Re: [Acme] AD Review of draft-ietf-acme-integrations-10

2022-11-25 Thread Owen Friel (ofriel) 
Thank you Roman for the review and comments.

I created individual github issues for these comments and have committed fixes 
for most of them and closed the issues:  
https://github.com/upros/acme-integrations/issues

There are three outstanding issues and I will comment on these inline below.

Regards,
Owen

-Original Message-
From: Acme  On Behalf Of Roman Danyliw
Sent: Saturday 29 October 2022 03:34
To: acme@ietf.org
Subject: [Acme] AD Review of draft-ietf-acme-integrations-10


Hi!
I performed an AD review of draft-ietf-acme-integrations-10.  Thanks for this 
information document to should the broad applicability of ACME.  My feedback is 
as follows:


** Section 2.  Editorial.  The definition of subdomain uses explicit quotes 
around text from RFC1034.  However, label comes verbatim of RFC8499, why not 
quotes around it?

[ofriel] The quotes or lack of quotes is itself taken directly from the 
definitions in RFC8499. If you look at RFC8499, the definition of Label is not 
in quotes; however, the definition of Subdomain starts with a quote as it is 
pulling in text from RFC1034 into RFC8499. The text in acme-integrations aligns 
to the character with what is in RFC8499. Does this make sense?

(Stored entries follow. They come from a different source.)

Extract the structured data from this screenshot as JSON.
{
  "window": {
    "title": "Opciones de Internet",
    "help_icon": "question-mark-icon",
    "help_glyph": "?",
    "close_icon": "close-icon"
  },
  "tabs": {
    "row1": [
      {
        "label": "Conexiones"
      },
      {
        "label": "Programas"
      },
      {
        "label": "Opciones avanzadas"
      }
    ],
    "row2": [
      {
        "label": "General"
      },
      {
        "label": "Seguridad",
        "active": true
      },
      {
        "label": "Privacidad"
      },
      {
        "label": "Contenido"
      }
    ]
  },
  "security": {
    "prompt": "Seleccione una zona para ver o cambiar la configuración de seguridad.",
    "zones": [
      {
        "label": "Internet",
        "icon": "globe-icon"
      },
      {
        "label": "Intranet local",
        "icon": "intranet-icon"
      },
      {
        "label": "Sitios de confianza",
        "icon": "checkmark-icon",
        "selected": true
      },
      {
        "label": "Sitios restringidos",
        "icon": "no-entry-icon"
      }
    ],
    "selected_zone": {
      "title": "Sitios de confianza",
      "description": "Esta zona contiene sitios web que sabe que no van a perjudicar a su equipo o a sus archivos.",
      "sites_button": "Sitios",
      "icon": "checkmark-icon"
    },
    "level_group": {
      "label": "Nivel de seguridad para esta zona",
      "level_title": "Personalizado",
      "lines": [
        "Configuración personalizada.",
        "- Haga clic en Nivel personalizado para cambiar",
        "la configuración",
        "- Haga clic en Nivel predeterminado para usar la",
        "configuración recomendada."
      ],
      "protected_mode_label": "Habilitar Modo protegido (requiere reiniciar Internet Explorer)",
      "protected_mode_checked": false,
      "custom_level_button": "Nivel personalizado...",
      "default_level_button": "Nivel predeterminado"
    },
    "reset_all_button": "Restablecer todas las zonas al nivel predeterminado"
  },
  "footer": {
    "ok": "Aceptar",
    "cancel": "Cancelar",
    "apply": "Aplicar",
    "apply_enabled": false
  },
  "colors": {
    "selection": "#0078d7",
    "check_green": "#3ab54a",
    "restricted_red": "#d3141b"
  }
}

** Section 6.  I don't have the full history on draft-ietf-eap-teap-brski.  
However, it seems unusual to be effectively specifying an applicability 
statement for an expired, unadopted draft.  Is there significant usage of this 
draft in the field?  What's the motivation?

[ofriel] We / cisco are actively working on elements of 
draft-lear-eap-teap-brski, we just didn't get to updating at IETF115. It might 
make sense to remove the reference for now, but see next comment.

** Section 6.  Diagram

Step 2 is "Establish Outer Tunnel".  Isn't the last step of it the follow 
(i.e., the client responding back with the Result TLV= Success.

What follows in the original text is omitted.